Don't pick one. The failure is multi-causal, so the defense is layered — three layers, in priority order, plus the orthogonal memory work already in flight. Behavioral discipline is cheap but leaks; the runtime guard is what makes it real (CLAUDE.md core value #8: real fixes are scripted, not text).
Every session maintains a pinned ACTIVE-ASKS contract — user-named deliverables with their tool/format/channel — rewritten into recent context at each work block and carried in the handoff brief. Highest ROI, lowest effort. Ships as the context-discipline + instruction-fidelity skills (already scaffolded this session).
Counters: lost-in-the-middle, no-re-anchoring. Both surfaces, day one.

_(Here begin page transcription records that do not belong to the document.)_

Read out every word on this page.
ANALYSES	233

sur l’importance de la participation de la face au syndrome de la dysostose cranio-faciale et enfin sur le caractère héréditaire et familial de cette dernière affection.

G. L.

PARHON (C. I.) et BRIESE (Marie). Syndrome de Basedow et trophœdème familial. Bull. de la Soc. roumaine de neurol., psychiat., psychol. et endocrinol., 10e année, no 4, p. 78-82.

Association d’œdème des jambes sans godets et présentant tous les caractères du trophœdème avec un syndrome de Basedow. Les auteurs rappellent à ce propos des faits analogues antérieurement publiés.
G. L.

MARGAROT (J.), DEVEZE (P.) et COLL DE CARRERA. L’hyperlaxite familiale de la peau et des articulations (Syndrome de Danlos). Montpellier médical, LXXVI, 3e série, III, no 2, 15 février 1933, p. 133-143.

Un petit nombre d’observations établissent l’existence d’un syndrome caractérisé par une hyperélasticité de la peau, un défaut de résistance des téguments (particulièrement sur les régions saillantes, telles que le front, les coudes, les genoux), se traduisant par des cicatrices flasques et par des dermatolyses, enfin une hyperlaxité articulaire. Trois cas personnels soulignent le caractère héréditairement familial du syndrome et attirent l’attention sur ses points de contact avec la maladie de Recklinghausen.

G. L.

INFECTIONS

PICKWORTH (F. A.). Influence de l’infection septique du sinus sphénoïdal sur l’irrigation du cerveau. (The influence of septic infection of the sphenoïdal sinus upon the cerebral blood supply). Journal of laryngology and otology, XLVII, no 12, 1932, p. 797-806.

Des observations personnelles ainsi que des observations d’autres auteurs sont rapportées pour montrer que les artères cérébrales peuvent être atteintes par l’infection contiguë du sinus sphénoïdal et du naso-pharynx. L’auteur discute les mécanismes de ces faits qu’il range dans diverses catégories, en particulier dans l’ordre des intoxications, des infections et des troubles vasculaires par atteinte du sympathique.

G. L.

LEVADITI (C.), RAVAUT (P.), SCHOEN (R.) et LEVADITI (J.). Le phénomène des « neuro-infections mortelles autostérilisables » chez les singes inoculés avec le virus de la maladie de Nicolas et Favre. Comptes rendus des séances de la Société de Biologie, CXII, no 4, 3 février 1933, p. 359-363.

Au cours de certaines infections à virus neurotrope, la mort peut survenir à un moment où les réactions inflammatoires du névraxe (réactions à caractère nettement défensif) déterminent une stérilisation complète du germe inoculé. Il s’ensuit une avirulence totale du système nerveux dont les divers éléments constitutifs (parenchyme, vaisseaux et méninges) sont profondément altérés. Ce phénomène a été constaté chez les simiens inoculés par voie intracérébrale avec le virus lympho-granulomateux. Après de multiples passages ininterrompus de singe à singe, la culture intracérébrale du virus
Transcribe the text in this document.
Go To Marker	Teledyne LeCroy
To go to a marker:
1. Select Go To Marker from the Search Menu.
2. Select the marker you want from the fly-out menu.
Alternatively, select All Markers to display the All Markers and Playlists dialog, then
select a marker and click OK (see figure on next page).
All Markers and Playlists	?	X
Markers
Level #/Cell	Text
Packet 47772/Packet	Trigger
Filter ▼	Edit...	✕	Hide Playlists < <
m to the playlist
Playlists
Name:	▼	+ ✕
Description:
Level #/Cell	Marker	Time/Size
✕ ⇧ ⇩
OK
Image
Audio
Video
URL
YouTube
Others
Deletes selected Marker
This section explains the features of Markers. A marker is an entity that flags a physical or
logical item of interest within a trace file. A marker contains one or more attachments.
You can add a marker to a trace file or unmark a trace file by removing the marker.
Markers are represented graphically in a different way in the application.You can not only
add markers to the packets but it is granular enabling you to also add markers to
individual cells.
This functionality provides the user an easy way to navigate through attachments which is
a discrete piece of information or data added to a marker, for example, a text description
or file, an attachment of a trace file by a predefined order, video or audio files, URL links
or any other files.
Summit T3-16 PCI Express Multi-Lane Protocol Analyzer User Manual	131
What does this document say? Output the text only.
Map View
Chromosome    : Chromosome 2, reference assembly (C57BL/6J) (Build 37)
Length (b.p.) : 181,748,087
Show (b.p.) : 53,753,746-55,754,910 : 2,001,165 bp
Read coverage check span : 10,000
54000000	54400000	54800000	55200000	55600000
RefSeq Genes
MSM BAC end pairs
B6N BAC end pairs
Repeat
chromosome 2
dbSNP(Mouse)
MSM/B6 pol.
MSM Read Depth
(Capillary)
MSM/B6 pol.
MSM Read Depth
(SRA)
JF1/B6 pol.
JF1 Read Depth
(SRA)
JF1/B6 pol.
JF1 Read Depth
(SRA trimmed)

A Stop-hook that blocks turn-close when a named deliverable has no matching artifact and no approval-to-swap, emitting the deviation flag instead. This is the deterministic catch for the PandaDoc class — the one layer that would have stopped this specific failure rather than just made it less likely.
Counters: silent substitution, recency-driven action drift. Runtime teeth on both surfaces.
Fresh sub-agent/session per separable task, booting from a handoff brief; context-editing + compaction to keep each window high-signal. Structural — it removes the saturation that creates the drift in the first place. Ships as the session-segmentation skill.
Counters: context saturation / rot. Native to OpenClaw's dispatch model; via Agent-tool + /compact on Claude Code.
Segmentation is already structural (dispatched tasks = fresh contexts) — so the win is enforcing that each boots from a shared handoff-brief + Letta core-memory contract, and adding the Stop-hook guard + Standing Order across Phone/Desktop/Mission Control. Letta already gives you MemGPT-style tiered memory; standardize the contract schema so parity holds across every surface.
Most exposed to in-session saturation. Lean on harness-native moves (todo as recitation surface, /compact, /clear, Agent-tool offload) + the same instruction-fidelity-guard.py in the Stop-hook chain. Don't trust auto-compaction to preserve a named deliverable — pin it in the todo and let the guard verify it at turn-close.
Implementation (building instruction-fidelity-guard.py + Standing Order, wiring the recitation contract into both surfaces, and the handoff-brief schema) is the next phase, on your go. Three durable skills — context-discipline, instruction-fidelity, session-segmentation — were distilled into the toolbox during this research, per the standing instruction, so the substrate already compounds.
23 primary sources, fetched and verified. Academic findings carry their arXiv/venue IDs; practitioner writeups link to the original posts.